A really messed up situation.....
So I had been with my boyfriend for almost two years when I left in September to spend three months in Africa. We had been having troubles and I was toying with the idea of breaking up with him before I left but thought that the time apart might help and make us stronger when I returned. But I found my feelings for him actually faded while I was away.
Well in Africa I ended up getting involved with someone else, but he also had a girlfriend. I felt horrendous for it. I hate the idea of cheating. But I ended up falling in love with this new guy. As much as I would really hope to Ive been told what I had with him was a dream. I would love to move out to africa and spend my life with him...but its almost impossible to do.
On my return from Africa I told my boyfriend everything and ended things with him. But he begged me to try again with him and that he forgave me. He told me he will trust me again because people make mistakes, but I dont know whether I can even trust myself again.

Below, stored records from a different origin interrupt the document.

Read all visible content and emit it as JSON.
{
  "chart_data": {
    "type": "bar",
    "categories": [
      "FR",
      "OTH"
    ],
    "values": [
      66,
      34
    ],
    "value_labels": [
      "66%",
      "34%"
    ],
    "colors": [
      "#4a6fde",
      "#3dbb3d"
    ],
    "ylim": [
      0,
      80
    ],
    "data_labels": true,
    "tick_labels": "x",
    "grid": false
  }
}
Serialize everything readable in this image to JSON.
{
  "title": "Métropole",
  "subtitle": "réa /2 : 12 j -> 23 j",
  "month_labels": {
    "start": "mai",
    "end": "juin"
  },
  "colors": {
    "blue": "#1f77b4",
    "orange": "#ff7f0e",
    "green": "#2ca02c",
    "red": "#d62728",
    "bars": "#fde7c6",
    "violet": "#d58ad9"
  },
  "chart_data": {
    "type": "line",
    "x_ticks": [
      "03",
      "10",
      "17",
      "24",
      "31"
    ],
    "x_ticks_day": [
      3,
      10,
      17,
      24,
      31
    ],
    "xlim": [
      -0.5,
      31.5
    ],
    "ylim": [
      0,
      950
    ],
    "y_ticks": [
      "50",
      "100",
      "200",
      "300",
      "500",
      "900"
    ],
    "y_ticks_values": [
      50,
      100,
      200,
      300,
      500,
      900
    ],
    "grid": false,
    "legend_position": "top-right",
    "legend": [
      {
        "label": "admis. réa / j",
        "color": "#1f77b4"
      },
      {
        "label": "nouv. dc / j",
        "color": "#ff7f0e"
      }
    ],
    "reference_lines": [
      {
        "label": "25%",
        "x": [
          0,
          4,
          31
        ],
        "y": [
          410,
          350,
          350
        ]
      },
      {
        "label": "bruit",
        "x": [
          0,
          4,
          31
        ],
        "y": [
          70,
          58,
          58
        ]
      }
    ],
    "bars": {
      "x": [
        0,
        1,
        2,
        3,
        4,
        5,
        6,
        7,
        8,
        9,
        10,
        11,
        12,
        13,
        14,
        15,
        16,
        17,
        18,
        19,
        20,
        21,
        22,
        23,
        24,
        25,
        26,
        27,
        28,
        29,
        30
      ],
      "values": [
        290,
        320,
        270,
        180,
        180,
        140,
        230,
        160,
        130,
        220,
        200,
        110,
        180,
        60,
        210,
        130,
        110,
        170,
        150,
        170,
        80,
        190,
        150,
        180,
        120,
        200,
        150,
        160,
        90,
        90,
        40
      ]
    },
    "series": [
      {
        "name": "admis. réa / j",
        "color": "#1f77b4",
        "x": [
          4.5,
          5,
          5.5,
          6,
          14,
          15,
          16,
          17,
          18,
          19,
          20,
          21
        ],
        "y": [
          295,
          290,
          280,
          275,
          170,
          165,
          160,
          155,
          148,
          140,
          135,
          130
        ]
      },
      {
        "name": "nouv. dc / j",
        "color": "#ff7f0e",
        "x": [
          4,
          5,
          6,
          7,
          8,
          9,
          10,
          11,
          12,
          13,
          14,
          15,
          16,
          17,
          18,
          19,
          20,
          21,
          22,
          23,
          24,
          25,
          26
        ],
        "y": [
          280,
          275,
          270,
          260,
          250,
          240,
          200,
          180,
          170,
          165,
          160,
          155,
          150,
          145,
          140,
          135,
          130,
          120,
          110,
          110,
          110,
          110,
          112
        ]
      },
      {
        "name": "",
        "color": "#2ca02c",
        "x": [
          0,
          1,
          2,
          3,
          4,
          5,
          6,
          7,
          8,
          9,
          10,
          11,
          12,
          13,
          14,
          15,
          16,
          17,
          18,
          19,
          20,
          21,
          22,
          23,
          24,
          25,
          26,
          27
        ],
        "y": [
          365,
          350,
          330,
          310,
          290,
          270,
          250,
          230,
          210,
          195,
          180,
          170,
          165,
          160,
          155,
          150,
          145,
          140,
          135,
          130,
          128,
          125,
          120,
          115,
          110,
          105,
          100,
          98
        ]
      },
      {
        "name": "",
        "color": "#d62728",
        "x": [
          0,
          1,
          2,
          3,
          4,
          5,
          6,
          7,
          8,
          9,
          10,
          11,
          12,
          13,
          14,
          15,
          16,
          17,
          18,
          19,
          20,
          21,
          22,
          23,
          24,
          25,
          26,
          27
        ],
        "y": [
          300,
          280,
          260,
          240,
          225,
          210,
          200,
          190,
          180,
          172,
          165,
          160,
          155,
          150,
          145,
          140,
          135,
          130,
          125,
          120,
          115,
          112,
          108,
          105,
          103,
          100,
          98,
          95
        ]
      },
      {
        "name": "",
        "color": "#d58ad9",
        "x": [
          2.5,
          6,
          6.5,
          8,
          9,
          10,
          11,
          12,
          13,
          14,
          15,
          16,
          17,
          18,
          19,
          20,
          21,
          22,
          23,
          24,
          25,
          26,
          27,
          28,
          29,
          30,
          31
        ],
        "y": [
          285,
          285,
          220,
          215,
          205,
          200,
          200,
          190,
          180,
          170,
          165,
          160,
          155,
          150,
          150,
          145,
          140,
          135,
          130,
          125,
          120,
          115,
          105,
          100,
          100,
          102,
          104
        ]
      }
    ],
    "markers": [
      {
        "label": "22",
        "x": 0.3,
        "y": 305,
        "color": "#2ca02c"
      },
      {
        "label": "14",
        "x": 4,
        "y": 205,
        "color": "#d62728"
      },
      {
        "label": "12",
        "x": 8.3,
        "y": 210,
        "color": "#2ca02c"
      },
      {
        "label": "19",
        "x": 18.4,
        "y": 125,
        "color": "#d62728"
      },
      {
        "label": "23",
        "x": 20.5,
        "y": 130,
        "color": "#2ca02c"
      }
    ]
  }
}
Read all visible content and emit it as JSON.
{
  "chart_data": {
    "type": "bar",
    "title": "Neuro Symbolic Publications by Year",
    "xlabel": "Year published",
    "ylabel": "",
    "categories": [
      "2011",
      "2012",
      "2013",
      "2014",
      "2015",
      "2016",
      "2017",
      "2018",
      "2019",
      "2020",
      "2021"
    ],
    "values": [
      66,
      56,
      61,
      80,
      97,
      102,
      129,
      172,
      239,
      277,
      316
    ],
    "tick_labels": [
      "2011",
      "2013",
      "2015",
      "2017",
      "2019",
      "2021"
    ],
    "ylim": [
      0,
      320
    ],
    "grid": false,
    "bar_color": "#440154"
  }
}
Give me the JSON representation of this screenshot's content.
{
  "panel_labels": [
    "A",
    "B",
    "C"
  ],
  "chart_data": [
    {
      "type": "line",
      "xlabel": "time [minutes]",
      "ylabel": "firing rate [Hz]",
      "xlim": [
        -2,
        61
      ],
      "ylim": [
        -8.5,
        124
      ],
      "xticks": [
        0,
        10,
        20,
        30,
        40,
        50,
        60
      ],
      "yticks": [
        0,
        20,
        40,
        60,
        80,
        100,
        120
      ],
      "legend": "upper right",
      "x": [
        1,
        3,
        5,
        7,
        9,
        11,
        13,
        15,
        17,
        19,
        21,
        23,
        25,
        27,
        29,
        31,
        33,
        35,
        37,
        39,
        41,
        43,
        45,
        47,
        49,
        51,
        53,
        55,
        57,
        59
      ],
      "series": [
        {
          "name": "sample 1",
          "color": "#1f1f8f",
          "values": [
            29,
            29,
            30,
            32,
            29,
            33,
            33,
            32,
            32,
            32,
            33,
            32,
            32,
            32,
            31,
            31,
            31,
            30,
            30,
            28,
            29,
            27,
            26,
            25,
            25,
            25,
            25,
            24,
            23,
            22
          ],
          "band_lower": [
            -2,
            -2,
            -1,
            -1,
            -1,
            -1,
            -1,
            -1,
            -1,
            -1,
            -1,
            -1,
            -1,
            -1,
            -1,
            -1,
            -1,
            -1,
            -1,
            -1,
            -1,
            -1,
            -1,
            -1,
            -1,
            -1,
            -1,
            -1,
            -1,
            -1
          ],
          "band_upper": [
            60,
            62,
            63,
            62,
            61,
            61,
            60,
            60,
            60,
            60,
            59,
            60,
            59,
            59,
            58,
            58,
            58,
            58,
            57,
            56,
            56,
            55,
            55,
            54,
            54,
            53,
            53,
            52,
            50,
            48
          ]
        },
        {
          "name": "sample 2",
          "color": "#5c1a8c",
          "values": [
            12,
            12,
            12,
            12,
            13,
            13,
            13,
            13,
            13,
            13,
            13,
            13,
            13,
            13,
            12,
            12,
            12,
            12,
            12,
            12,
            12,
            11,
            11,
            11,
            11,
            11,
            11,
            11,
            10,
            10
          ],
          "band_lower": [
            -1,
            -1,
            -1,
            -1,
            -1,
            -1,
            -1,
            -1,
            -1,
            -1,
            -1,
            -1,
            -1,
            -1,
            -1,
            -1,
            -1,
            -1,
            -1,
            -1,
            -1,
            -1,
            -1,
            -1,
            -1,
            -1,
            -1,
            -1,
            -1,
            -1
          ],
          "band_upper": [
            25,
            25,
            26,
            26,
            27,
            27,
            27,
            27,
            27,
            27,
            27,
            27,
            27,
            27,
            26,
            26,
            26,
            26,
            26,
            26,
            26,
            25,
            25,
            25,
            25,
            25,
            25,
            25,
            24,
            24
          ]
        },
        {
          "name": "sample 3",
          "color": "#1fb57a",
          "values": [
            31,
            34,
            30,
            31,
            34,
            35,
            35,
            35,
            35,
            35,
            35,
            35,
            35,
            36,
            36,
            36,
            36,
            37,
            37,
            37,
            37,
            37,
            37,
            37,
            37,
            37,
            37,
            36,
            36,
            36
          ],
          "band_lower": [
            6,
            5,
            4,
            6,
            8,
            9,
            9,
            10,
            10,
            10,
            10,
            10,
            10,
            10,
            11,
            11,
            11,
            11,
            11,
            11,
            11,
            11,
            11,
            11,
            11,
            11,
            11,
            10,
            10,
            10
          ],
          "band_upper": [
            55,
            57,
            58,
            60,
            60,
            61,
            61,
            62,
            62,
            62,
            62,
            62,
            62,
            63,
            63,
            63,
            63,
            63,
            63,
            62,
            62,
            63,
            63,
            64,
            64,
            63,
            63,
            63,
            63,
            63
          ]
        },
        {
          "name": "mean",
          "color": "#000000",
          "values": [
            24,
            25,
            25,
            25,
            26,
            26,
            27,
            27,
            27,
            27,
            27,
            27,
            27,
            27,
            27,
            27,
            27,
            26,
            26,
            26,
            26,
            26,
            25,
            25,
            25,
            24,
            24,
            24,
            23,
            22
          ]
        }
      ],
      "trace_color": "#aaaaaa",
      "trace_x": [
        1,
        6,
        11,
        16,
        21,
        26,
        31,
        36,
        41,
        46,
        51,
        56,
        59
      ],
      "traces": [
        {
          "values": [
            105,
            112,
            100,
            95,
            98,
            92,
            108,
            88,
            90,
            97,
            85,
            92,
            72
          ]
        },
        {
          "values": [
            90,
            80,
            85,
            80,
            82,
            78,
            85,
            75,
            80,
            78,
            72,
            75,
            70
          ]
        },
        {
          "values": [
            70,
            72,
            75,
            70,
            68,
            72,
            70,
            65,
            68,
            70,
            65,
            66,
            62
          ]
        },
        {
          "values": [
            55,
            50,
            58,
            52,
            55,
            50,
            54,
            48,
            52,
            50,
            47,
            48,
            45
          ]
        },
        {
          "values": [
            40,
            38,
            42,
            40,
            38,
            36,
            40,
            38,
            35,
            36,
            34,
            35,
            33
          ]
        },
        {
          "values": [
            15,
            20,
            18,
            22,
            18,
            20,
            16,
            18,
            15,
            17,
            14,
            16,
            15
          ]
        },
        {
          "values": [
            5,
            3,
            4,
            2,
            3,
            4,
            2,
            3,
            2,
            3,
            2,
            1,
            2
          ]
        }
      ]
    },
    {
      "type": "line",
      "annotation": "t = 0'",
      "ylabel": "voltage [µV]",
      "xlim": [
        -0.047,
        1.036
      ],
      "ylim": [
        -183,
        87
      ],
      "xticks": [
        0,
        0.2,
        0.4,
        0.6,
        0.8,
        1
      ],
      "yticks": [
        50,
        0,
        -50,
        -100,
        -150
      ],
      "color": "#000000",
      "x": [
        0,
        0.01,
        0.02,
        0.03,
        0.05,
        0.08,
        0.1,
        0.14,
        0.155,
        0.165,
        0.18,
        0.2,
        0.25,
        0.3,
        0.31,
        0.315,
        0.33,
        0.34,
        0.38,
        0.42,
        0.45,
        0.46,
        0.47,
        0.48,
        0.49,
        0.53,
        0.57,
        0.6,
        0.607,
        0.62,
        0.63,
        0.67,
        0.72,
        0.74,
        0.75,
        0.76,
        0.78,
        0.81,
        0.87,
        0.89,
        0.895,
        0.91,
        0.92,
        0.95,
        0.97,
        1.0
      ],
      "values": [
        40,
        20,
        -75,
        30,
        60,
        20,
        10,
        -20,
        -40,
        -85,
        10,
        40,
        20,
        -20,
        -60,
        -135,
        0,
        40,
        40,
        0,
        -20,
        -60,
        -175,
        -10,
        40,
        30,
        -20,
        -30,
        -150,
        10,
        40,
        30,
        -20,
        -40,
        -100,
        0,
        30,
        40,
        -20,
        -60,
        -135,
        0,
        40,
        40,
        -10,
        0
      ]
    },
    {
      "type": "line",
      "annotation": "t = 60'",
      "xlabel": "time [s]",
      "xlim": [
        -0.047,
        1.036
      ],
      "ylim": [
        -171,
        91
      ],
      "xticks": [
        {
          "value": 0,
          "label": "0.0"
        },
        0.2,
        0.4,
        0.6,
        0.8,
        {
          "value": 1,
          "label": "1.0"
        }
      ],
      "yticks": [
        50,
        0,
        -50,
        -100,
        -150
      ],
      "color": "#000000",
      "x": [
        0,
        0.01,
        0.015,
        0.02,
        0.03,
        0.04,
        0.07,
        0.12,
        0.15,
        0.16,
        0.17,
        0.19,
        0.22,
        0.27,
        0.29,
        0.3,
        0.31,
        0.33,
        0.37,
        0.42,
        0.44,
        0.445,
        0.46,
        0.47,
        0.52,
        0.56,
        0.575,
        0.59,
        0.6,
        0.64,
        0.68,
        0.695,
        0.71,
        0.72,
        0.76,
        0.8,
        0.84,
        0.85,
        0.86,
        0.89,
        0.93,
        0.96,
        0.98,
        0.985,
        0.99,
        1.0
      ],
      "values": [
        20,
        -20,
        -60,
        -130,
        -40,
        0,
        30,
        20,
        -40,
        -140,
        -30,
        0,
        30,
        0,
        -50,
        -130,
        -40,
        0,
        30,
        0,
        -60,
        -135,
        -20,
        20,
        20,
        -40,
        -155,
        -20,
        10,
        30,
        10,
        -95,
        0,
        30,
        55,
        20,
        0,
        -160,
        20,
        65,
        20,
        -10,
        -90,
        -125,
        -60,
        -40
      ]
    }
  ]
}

I can barely look him in the eye, let alone ever love him again. I am so confused and mixed up right now. Some people have said I should try things again with him others have said I should try my hardest to go back to Africa. I would really love for things to work between me and my boyfriend again because he is an amazing guy....but I just can't stop thinking about the other guy, I miss him so much and truly love him even though I know I probably wont ever see him again.
Agh. I have really messed things up. It makes things even more difficult that I live with my boyfriend, I currently have no job and would have to move back to my mums if we properly broke up.